Alternators don’t exist on electric cars. The closest is regenerative breaking, which powers the car by slowing the car down.
🤦♂️
It’s almost like, it regenerates its energy
Mechanical engineering student huh? Good to know he didn’t attend class on day 1 of dynamics
Mechanical engineering student huh?
1 week
This is a normal trajectory for college freshmen. Get introduced to a bunch of basic ideas. Spitball and try to see how you can apply them. Start running into all kinds of caveats and engineering hurdles. Go back to class. Bother the RA. Maybe actually learn more about what you’re trying to accomplish. Become a better engineer.
Knowing you can’t invent a perpetual motion machine is like high school level science, so being a first year college student isn’t an excuse.
Hearing that you can’t and understanding exactly why are two very different states of understanding.
One is simple recitation of a fact.
Yeah but you missed rule 1: Don’t post your gobshite ideas on LinkedIn.
Not believing you can create a perpetual motion machine should practically be an entry requirement. If you think you can you need to go back and do high school science again.
Nah, engineering students often forget and design perpetual motion machines. Usually, they remember why that is stupid and impossible before they post it publicly where I can haunt them forever.
It should be a graduation requirement. It really should be…
Physics’s older brother gonna be looking for this guy.
Someone has been spending too much time on ChatGPT.

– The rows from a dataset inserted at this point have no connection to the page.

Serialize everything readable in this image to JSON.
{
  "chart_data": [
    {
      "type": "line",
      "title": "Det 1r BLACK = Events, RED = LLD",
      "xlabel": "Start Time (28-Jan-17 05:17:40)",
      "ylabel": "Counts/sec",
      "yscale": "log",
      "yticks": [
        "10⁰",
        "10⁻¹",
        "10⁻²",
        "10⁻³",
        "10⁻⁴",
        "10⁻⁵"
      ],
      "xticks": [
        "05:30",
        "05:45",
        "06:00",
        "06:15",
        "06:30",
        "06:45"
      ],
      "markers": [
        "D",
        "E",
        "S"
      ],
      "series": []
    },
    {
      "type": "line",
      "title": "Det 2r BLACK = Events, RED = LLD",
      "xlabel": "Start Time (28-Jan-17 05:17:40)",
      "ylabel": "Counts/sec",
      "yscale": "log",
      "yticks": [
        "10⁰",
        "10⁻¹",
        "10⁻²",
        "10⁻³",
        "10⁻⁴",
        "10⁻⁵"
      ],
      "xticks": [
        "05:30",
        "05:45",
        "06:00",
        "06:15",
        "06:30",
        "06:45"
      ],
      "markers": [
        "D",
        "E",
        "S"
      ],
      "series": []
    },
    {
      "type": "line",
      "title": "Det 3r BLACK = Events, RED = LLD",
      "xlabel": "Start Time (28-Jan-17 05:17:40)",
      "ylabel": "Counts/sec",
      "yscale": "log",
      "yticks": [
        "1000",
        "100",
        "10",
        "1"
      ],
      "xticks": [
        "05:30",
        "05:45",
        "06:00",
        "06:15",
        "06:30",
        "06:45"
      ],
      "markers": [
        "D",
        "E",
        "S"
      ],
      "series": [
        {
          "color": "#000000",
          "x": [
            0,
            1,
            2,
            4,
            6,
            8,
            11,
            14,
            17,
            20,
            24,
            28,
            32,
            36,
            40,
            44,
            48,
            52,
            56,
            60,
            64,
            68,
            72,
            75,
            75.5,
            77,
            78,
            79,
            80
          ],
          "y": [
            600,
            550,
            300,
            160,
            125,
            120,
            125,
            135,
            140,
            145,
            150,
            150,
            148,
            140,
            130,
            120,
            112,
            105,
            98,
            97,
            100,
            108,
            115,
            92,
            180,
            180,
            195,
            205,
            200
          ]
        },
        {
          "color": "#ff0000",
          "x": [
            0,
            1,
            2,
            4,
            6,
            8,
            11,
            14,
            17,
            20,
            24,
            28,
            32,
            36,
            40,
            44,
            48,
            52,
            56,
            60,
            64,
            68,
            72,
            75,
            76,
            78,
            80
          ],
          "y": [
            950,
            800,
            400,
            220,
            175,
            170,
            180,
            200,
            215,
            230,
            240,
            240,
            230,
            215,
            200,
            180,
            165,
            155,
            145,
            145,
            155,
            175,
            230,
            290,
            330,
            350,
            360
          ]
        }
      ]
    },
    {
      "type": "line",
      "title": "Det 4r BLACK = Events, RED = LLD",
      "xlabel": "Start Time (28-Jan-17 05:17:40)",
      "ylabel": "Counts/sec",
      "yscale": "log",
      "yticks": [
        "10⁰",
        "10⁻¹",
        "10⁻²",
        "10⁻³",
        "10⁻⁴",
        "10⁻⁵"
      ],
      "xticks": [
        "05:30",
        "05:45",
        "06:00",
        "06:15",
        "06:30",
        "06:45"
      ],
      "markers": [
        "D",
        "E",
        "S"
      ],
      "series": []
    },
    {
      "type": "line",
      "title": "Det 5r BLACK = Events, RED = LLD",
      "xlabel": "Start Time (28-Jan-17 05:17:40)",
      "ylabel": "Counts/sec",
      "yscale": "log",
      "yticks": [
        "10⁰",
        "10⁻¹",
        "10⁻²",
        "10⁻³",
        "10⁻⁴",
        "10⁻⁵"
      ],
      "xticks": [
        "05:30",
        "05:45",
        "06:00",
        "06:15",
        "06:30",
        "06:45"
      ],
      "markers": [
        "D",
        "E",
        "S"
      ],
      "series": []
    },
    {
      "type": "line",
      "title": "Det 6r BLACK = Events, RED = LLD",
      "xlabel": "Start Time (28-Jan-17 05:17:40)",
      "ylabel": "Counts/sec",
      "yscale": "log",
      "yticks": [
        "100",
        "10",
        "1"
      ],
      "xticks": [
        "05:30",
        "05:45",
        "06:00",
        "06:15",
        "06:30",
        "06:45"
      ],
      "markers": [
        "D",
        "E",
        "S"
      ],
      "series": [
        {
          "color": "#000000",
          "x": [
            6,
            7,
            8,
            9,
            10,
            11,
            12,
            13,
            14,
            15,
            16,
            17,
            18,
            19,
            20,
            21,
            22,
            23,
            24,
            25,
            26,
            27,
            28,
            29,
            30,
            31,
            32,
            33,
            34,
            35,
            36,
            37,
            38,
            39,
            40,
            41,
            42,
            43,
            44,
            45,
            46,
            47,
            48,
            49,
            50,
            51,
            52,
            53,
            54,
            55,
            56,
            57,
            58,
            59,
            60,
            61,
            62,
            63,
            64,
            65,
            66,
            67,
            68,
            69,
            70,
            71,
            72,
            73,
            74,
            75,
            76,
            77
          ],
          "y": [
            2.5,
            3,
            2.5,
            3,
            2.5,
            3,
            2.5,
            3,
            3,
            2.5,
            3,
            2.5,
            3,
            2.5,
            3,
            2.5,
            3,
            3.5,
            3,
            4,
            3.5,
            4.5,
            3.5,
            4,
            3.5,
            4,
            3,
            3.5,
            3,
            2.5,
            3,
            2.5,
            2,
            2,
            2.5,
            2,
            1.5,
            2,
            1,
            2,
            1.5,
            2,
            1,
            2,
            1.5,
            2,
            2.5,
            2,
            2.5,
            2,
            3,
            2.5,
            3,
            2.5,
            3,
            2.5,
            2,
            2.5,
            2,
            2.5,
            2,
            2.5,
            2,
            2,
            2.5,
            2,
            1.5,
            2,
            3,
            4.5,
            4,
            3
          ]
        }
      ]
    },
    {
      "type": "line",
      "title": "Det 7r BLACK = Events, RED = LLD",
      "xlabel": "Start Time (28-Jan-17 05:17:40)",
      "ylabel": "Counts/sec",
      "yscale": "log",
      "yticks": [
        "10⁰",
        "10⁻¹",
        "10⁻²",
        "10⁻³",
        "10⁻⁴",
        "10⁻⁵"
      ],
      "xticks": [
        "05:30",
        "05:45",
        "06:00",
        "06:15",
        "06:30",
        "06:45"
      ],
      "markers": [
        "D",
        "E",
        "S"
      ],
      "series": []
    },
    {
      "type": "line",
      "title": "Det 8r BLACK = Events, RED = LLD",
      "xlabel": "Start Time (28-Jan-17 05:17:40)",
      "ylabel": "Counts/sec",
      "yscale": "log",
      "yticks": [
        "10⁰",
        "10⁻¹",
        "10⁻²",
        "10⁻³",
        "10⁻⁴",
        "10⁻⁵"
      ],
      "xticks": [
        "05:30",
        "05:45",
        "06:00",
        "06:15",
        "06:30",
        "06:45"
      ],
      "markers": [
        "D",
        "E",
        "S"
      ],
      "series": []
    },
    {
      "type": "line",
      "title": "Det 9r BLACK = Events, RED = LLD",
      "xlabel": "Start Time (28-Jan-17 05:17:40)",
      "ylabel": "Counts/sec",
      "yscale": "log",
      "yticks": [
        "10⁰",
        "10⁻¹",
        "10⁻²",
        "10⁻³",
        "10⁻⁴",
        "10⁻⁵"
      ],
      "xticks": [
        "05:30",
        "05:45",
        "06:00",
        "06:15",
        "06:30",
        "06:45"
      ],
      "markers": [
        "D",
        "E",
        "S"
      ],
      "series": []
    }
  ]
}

Newton? Never heard of him.
A mechanical engineering student that doesn’t know the law of energy conservation?
I have a better one: charge from temperature gradients as it moves through new areas.
WOOOOOOOOOOOOOOOOOOOOOOOO!
Aw man, Lemmy finally got a LinkedInLunatics instance? How long has this been here? That was like the last thread I’ve been hanging onto with reddit. Finally, this place feels like a genuine alternative 🎉
The community (which isn’t an instance!) has been there for a couple of years already: https://sh.itjust.works/post/27701
If you haven’t come across it before there is the Lemmy Explorer tool (with options for Piefed and Mbin as well): https://lemmyverse.net/communities
Welcome to the fediverse’s LinkedInLunatics, my friend!